There will it seems be some commerations in Bulgaria itself and as someone who grew up in the shadow of the 2nd World War and whose grandfather[s] fought in the 1st I am very much aware of the power of commemeration. Wars are not fought by politicians or diplomats, nor is the fighting done by generals, but in the 1st and 2nd Balkan Wars it was fought by peasants and workers, drawn from towns and villages across the region. Some would never return. So its seems fitting to pay tribute to them, their courage ensured that Bulgaria was finally freed from Turkish oppression.


 They shall not grow old as we grow old,
Age shall not weary them, nor the years condemn.
At the going down of the sun
We will remember them.


 Те не трябва да остарее, както ние остарее,
Възраст не уморен тях, нито годините осъдят.
При захождането на слънцето
Ние ще ги помня.


*In the Balkan Wars, the Serbian losses amounted to 36,000 killed, 60,000 wounded 45,000 invalids and one milliard dinars of war expenditure. Bulgaria had 55,000 killed, 105,000 wounded, 40,000 invalids and 2,000,000,000 levas war expenditure. Turkey had 150,000 killed, 80,000 massacred, 450,000 died of epidemics, and 1,075,000,000 French francs war expenditure. In Greece the total killed in battle and died from disease was 30,000 and 20,000 were invalided. Moreover, the Serbian army killed during the Balkan Wars about 100,000 Albanians and burnt down their villages. A large section of Macedonia and Thrace was laid waste by fire.











[1] I am grateful to Wikkepedia for helping me to assemble this information.


[2] Ghandi is given much credit for removing the British from India.
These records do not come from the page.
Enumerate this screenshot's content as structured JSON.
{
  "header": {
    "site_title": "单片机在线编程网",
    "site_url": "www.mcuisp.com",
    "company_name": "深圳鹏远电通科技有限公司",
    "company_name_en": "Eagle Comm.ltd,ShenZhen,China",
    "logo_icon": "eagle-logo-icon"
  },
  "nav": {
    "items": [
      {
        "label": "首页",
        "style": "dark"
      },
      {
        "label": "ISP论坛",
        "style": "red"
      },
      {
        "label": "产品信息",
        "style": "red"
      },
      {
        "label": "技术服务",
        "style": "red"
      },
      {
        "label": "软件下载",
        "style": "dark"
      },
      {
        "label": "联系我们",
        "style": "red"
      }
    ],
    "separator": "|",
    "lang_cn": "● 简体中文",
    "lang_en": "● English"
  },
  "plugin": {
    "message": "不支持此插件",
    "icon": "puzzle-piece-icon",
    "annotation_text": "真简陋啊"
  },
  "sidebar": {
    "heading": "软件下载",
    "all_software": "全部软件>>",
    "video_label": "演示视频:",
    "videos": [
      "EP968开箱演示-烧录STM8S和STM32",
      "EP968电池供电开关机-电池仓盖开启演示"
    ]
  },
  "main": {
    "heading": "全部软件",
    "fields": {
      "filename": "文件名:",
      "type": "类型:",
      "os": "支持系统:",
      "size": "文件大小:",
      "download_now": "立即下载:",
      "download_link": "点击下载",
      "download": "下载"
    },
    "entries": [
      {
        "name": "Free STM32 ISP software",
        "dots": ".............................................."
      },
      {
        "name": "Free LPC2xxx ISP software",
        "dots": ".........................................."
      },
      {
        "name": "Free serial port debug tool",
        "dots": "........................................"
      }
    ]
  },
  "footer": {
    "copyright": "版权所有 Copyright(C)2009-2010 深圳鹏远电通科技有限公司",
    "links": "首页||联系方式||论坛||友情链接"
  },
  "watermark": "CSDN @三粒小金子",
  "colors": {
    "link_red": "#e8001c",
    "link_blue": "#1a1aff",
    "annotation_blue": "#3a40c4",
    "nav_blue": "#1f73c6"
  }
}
However , as George Orwell pointed out at the time, The British were more than happy for Ghandi to advocate non violence, it was violence that they were afraid of; the British withdrawal from India owed far more to British decline than to the activities of Mr Ghandi.


[3] In 1913, Greece took control of Southern Macedonia and began an official policy of forced assimilation which included the settlement of Greeks from other provinces into southern Macedonia, as well as the linguistic and cultural Hellenizatition of Slav speakers. which continued even after World War I.  The Greeks expelled Exarchist churchmen and teachers and closed Bulgarian schools and churches. Bulgarian language (including the Macedonian dialects) was prohibited, and its surreptitious use, whenever detected, was ridiculed or punished, Serbian behaviour followed the same process. (Wikepedia)


[4] Much that is unreasonable has been asked of Greece during the current financial crisis, however given the hold that the rest of the Euro zone countries have over Athens what is reasonable is that they remove the block they have created to Macedonia entering the EU.


[5] Moreover in researching this article I have had to wade through a positive swamp of propaganda from all sides.